Slow medicine teaches that the current medical protocols in our society are often not in the best interests of the elderly. In most cases, they cater to the needs of doctors, insurers, and younger people.

The prevailing medical paradigm teaches that everything that can be tried should be tried at all costs. This ignores the fact that death is a natural part of life, and an individual is more than just an illness.

Elderly individuals have needs unique to their age that are not taken into account in health care. For example, it can take an older adult twice as long to recover from a simple procedure than a person at mid-life. Yet insurers do not honor this.

Slow Medicine: What Adult Children Caring for Aging Parents Can Do

Slow medicine emphasizes developing a “Circle of Concern” – the friends, neighbors, adult children, doctors, nurses, and other support persons aging parents must rely upon to prevent crises and help them stay in their homes longer.

Adult children can help this type of trust develop over time by starting a conversation about health care early on and listening instead of pushing. Aging parents will be more likely to confide in adult children and doctors if they see them as collaborators and not dictators who will push difficult and taxing medical procedures on them.

When an elderly parent complains of being tired or slowing down, adult children need not tell their parents that he or she is “giving in” or “giving up.” Adult children need to accept the facts of aging.

Aging parents have slowed down cognitively. There may be hearing and vision loss.
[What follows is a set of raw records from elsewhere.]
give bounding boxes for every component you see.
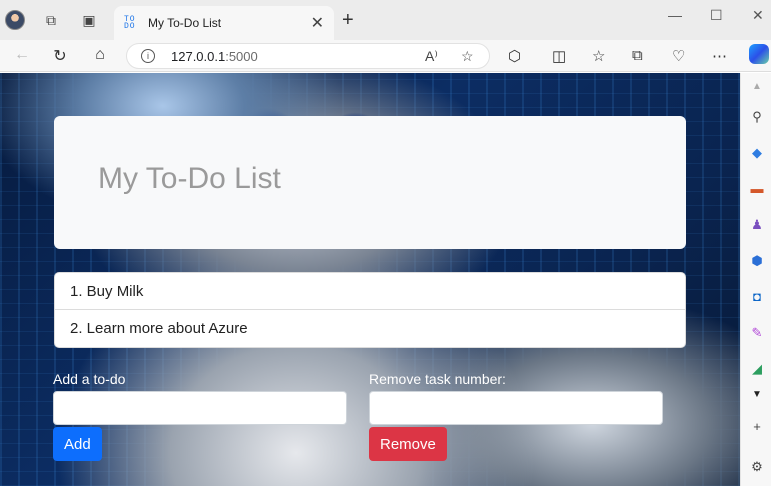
games-icon[interactable]: ♟ <box>749 217 765 233</box>
shopping-tag-icon[interactable]: ◆ <box>749 145 765 161</box>
read-aloud-icon[interactable]: A⁾ <box>425 48 438 65</box>
maximize-icon[interactable]: ☐ <box>710 7 723 24</box>
tab-strip: ⧉ ▣ TO DO My To-Do List ✕ + — ☐ ✕ <box>0 0 771 40</box>
browser-tab[interactable]: TO DO My To-Do List ✕ <box>114 6 334 40</box>
profile-avatar[interactable] <box>5 10 25 30</box>
outlook-icon[interactable]: ◘ <box>749 289 765 305</box>
remove-task-input[interactable] <box>369 391 663 425</box>
address-bar[interactable]: i 127.0.0.1:5000 A⁾ ☆ <box>126 43 490 69</box>
workspaces-icon[interactable]: ⧉ <box>42 11 60 29</box>
sidebar-more-icon[interactable]: ▼ <box>749 387 765 403</box>
add-todo-input[interactable] <box>53 391 347 425</box>
browser-essentials-icon[interactable]: ♡ <box>672 47 685 65</box>
sidebar-scroll-up-icon[interactable]: ▲ <box>749 79 765 95</box>
url-text[interactable]: 127.0.0.1:5000 <box>171 49 258 64</box>
designer-icon[interactable]: ✎ <box>749 325 765 341</box>
back-icon[interactable]: ← <box>12 46 32 64</box>
url-port: :5000 <box>225 49 258 64</box>
url-host: 127.0.0.1 <box>171 49 226 64</box>
tab-title: My To-Do List <box>148 16 222 30</box>
refresh-icon[interactable]: ↻ <box>50 46 70 66</box>
favorites-icon[interactable]: ☆ <box>592 47 605 65</box>
page-viewport: My To-Do List 1. Buy Milk 2. Learn more … <box>0 73 740 486</box>
microsoft-365-icon[interactable]: ⬢ <box>749 253 765 269</box>
address-toolbar: ← ↻ ⌂ i 127.0.0.1:5000 A⁾ ☆ ⬡ ◫ ☆ ⧉ ♡ ⋯ <box>0 40 771 72</box>
remove-task-form: Remove task number: Remove <box>369 371 663 461</box>
edge-sidebar: ▲ ⚲ ◆ ▬ ♟ ⬢ ◘ ✎ ◢ ▼ + ⚙ <box>740 73 771 486</box>
new-tab-icon[interactable]: + <box>342 9 354 32</box>
todo-item: 1. Buy Milk <box>55 273 685 310</box>
add-button[interactable]: Add <box>53 427 102 461</box>
drop-icon[interactable]: ◢ <box>749 361 765 377</box>
remove-button[interactable]: Remove <box>369 427 447 461</box>
split-screen-icon[interactable]: ◫ <box>552 47 566 65</box>
close-window-icon[interactable]: ✕ <box>752 7 764 24</box>
more-options-icon[interactable]: ⋯ <box>712 47 727 65</box>
collections-icon[interactable]: ⧉ <box>632 47 643 64</box>
todo-list: 1. Buy Milk 2. Learn more about Azure <box>54 272 686 348</box>
header-jumbotron: My To-Do List <box>54 116 686 249</box>
site-info-icon[interactable]: i <box>141 49 155 63</box>
remove-task-label: Remove task number: <box>369 371 506 387</box>
tab-actions-icon[interactable]: ▣ <box>80 11 98 29</box>
add-todo-form: Add a to-do Add <box>53 371 347 461</box>
favorite-star-icon[interactable]: ☆ <box>461 48 474 65</box>
search-icon[interactable]: ⚲ <box>749 109 765 125</box>
sidebar-settings-icon[interactable]: ⚙ <box>749 459 765 475</box>
tab-favicon: TO DO <box>124 15 136 31</box>
tab-close-icon[interactable]: ✕ <box>311 13 324 33</box>
add-sidebar-app-icon[interactable]: + <box>749 419 765 435</box>
home-icon[interactable]: ⌂ <box>90 46 110 64</box>
add-todo-label: Add a to-do <box>53 371 126 387</box>
tools-icon[interactable]: ▬ <box>749 181 765 197</box>
minimize-icon[interactable]: — <box>668 7 682 23</box>
page-title: My To-Do List <box>98 162 281 195</box>
copilot-icon[interactable] <box>749 44 769 64</box>
extensions-icon[interactable]: ⬡ <box>508 47 521 65</box>
todo-item: 2. Learn more about Azure <box>70 320 248 337</box>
They are more apt to withdraw than to open up in a crowd of visitors. Adult children may need to spend one-on-one time with each parent to truly understand what is going on.

If adult children understand what to expect practically and medically, the latter part of their aging parents’ lives can be a healing time of connection, rather than a terrible burden being carried by an adult child alone. Slow medicine and aging in place resources can help.